Year after year in Jewish homes, this ceremony is done at the Passover. It is when three matzahs are placed in a special Passover bag known as the matzah tash which is one bag, containing three compartments. At the beginning of the meal, the middle matzah is taken out of the matzah tash and broken in two. One piece is used for the special benediction over the matzah just before the meal starts. The other piece is wrapped in a linen cloth and hidden away. It is then, after the 3rd cup of wine, at the end of the meal, removed from its hiding place, unwrapped, broken into small pieces, and distributed to all, to be eaten. This is the bread that Yeshua took and said, Take it, this is My Body.
All of this seems so foreign to rabbinical Judaism even though it is done every year. Even its name is foreign for afikomen is not a Hebrew word but a Greek word.
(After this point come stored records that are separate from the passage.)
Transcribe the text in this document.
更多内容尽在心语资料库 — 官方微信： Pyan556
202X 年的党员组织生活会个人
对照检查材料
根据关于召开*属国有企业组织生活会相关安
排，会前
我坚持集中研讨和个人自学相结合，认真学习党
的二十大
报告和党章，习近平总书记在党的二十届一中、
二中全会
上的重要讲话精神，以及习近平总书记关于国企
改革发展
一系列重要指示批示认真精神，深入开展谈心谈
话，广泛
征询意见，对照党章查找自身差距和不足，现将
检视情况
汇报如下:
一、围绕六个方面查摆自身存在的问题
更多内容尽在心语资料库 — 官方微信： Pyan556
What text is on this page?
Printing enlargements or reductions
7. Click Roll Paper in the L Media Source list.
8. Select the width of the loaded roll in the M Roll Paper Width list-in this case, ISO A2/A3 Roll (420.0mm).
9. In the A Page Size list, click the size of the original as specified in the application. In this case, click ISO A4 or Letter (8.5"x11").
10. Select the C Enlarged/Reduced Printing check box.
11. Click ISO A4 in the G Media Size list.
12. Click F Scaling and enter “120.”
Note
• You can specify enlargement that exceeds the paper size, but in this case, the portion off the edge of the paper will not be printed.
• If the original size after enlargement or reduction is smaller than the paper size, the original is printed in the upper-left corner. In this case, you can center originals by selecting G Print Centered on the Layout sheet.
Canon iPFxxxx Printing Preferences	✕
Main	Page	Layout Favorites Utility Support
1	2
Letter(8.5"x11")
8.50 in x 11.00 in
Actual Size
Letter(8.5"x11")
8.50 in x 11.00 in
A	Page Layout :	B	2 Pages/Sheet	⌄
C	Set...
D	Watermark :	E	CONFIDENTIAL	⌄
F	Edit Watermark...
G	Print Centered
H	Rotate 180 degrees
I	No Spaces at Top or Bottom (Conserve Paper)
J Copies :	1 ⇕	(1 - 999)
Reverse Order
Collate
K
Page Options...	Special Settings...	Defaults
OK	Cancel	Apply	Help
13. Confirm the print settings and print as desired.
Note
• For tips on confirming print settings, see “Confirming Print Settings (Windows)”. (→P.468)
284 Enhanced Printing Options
This indicates that it was a newly instituted ceremony around the 1st century. This word afikomen is made up of two words; epi & komen. Komen is from the root komos which means a great feast and epi means because of. So, afikomen literally means leading to this great feast. But which feast is it leading to? It must be this Great Feast that the prophets of the Hebrew Scriptures spoke about when the Messiah would come back.
Yeshua himself made a relation with this feast when, after distributing the bread, He took and raised the 4th cup of wine and said, Truly I say to you, I will never again drink of the fruit of the vine until that day when I drink it new in the kingdom of God. (Mark 4: 25). He did not drink it, because He decided to wait until we be gathered with Him. It is to be enjoyed together at this future Great Feast. This is what afikomen is pointing to, for the believers in Yeshua today. How this ceremony entered the tradition of Judaism is unknown yet it is something Yeshua chose to use as a continual memorial of what He has done for us.